ECLI:NL:RBDHA:2022:6421
Rechtbank Den Haag
- Eerste aanleg - enkelvoudig
- Rechtspraak.nl
Afwijzing van uitstel van vertrek op grond van artikel 64 Vw 2000 wegens gebrek aan medische noodsituatie
In deze zaak heeft de Rechtbank Den Haag op 15 juni 2022 uitspraak gedaan in een bestuursrechtelijke procedure tussen een eiser van Surinaamse nationaliteit en de staatssecretaris van Justitie en Veiligheid. Eiser verzocht om uitstel van vertrek op basis van artikel 64 van de Vreemdelingenwet 2000, omdat hij psychische klachten had. Het Bureau Medische Advisering (BMA) had in een advies vastgesteld dat eiser een depressieve stoornis had, maar geen medische noodsituatie op korte termijn verwachtte.
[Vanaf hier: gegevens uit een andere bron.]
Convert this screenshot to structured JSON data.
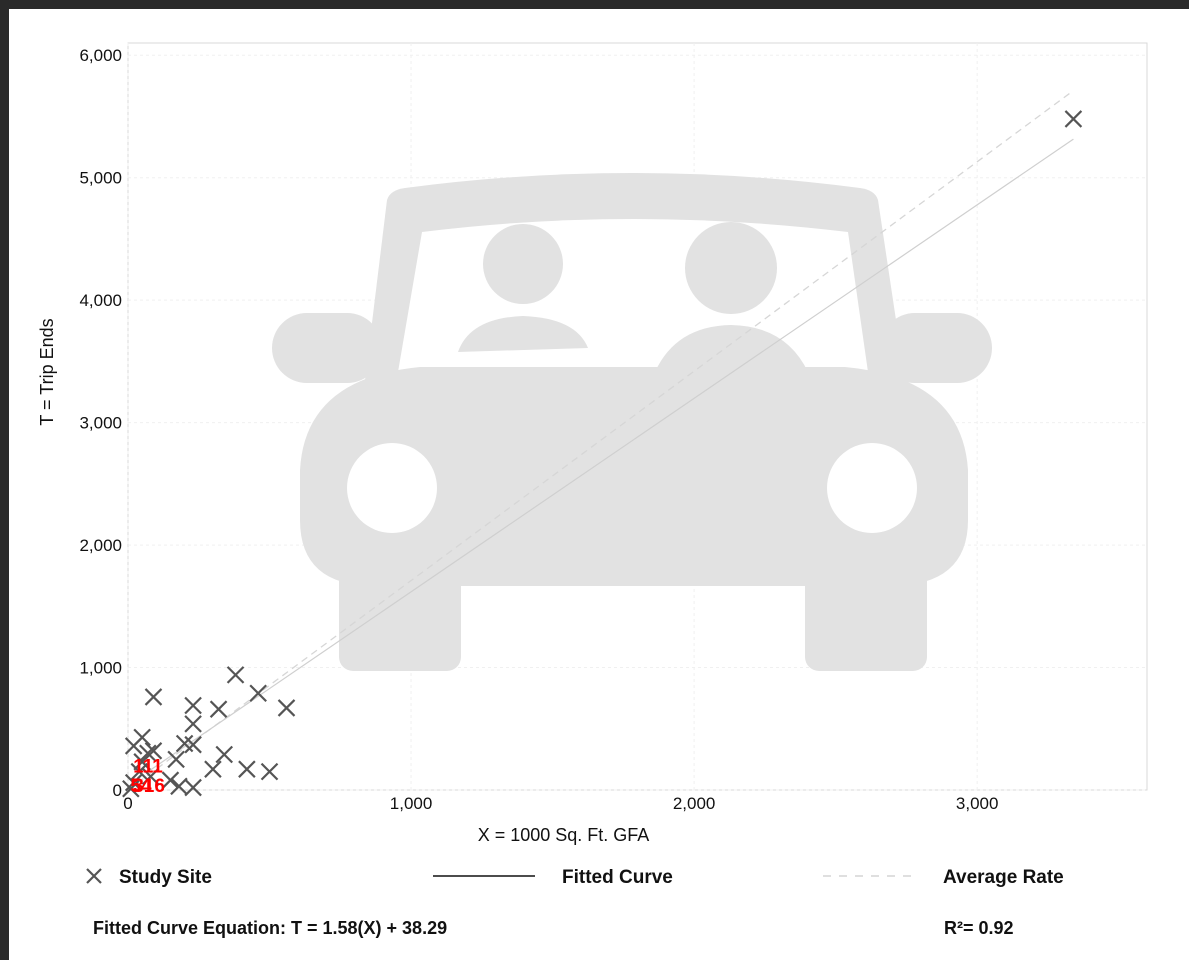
{
  "chart_data": {
    "type": "scatter",
    "xlabel": "X = 1000 Sq. Ft. GFA",
    "ylabel": "T = Trip Ends",
    "xlim": [
      0,
      3600
    ],
    "ylim": [
      0,
      6100
    ],
    "xticks": [
      0,
      1000,
      2000,
      3000
    ],
    "xtick_labels": [
      "0",
      "1,000",
      "2,000",
      "3,000"
    ],
    "yticks": [
      0,
      1000,
      2000,
      3000,
      4000,
      5000,
      6000
    ],
    "ytick_labels": [
      "0",
      "1,000",
      "2,000",
      "3,000",
      "4,000",
      "5,000",
      "6,000"
    ],
    "grid": true,
    "points": [
      {
        "x": 3340,
        "y": 5480
      },
      {
        "x": 380,
        "y": 940
      },
      {
        "x": 460,
        "y": 790
      },
      {
        "x": 560,
        "y": 670
      },
      {
        "x": 90,
        "y": 760
      },
      {
        "x": 230,
        "y": 690
      },
      {
        "x": 320,
        "y": 660
      },
      {
        "x": 230,
        "y": 540
      },
      {
        "x": 50,
        "y": 430
      },
      {
        "x": 20,
        "y": 360
      },
      {
        "x": 200,
        "y": 380
      },
      {
        "x": 230,
        "y": 370
      },
      {
        "x": 90,
        "y": 320
      },
      {
        "x": 70,
        "y": 300
      },
      {
        "x": 340,
        "y": 290
      },
      {
        "x": 170,
        "y": 250
      },
      {
        "x": 50,
        "y": 230
      },
      {
        "x": 300,
        "y": 170
      },
      {
        "x": 420,
        "y": 170
      },
      {
        "x": 500,
        "y": 150
      },
      {
        "x": 40,
        "y": 150
      },
      {
        "x": 80,
        "y": 110
      },
      {
        "x": 150,
        "y": 80
      },
      {
        "x": 20,
        "y": 60
      },
      {
        "x": 180,
        "y": 30
      },
      {
        "x": 230,
        "y": 20
      },
      {
        "x": 10,
        "y": 10
      }
    ],
    "annotations": [
      {
        "text": "111",
        "x": 15,
        "y": 210
      },
      {
        "text": "316",
        "x": 15,
        "y": 50
      },
      {
        "text": "54",
        "x": 5,
        "y": 50
      }
    ],
    "fitted_curve": {
      "slope": 1.58,
      "intercept": 38.29,
      "x_range": [
        80,
        3340
      ]
    },
    "average_rate": {
      "slope": 1.71,
      "x_range": [
        0,
        3340
      ]
    },
    "legend": {
      "study_site": "Study Site",
      "fitted_curve": "Fitted Curve",
      "average_rate": "Average Rate"
    },
    "equation": "Fitted Curve Equation: T = 1.58(X) + 38.29",
    "r_squared": "R²= 0.92",
    "colors": {
      "points": "#555555",
      "annotation": "#ff0000",
      "fitted_line": "#cfcfcf",
      "average_line": "#d6d6d6",
      "watermark": "#e2e2e2",
      "border": "#2a2a2a",
      "axis": "#d9d9d9"
    },
    "watermark_icon": "car-with-driver-icon"
  }
}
De rechtbank heeft het beroep van eiser ongegrond verklaard, omdat hij niet aannemelijk had gemaakt dat hij niet in staat was om te reizen en dat er een reëel risico op schending van artikel 3 van het EVRM bestond. De rechtbank oordeelde dat het BMA-advies zorgvuldig was en dat eiser geen concrete aanknopingspunten had aangedragen om aan de juistheid ervan te twijfelen. De rechtbank concludeerde dat de staatssecretaris terecht had aangenomen dat eiser niet in aanmerking kwam voor uitstel van vertrek.